Cette activité commerciale dangereuse exercée par des enfants sur les voies bitumées prend de l’ampleur sur les différentes avenues de N’Djaména.
Face à cette situation, de nombreuses voix s’élèvent pour appeler la mairie à assumer ses responsabilités afin d’éradiquer ce phénomène.
« C’est très dangereux, surtout lorsque le feu passe au vert. On a peur de les renverser, car parfois ils surgissent sans regarder. En cas d’accident, c’est le conducteur qui sera tenu responsable, même s’il n’a rien fait », regrette un chauffeur de taxi, M. Abdoulaye Idriss.

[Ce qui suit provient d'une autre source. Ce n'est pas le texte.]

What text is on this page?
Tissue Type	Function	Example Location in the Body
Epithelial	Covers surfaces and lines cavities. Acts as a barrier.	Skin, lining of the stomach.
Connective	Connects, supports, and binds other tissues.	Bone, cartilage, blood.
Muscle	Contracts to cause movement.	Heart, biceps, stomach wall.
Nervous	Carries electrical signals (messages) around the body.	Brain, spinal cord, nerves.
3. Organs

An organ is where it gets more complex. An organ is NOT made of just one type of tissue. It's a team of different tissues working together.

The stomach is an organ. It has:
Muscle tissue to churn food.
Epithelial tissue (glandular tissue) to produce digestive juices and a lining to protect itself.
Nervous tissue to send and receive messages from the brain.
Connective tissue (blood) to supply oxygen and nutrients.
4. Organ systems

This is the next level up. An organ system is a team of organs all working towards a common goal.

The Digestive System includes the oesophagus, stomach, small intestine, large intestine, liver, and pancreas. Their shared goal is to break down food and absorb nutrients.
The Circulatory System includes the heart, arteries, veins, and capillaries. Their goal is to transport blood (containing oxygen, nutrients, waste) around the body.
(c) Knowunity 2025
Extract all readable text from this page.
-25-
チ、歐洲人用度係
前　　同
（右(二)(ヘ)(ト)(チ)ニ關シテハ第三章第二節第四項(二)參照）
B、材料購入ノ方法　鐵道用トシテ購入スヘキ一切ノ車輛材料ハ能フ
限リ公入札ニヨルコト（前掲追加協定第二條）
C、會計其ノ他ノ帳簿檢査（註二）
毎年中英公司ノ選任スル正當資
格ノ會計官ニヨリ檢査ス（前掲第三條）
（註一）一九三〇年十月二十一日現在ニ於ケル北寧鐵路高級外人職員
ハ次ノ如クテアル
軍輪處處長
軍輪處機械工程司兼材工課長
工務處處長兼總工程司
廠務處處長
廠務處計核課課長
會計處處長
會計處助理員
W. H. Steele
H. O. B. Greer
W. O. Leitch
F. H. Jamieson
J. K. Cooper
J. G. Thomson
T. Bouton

Plusieurs citoyens rencontrés ont exprimé leurs inquiétudes et appellent les autorités à prendre des mesures plus rigoureuses pour encadrer ou mettre fin à cette pratique.
« Nous menons régulièrement des opérations de sensibilisation et de dégagement de la voie publique, mais tant qu’il n’existera pas de solutions économiques pour ces jeunes enfants, ils reviendront toujours. Ce n’est pas seulement un problème de sécurité, c’est avant tout un problème social », explique un agent de la police routière.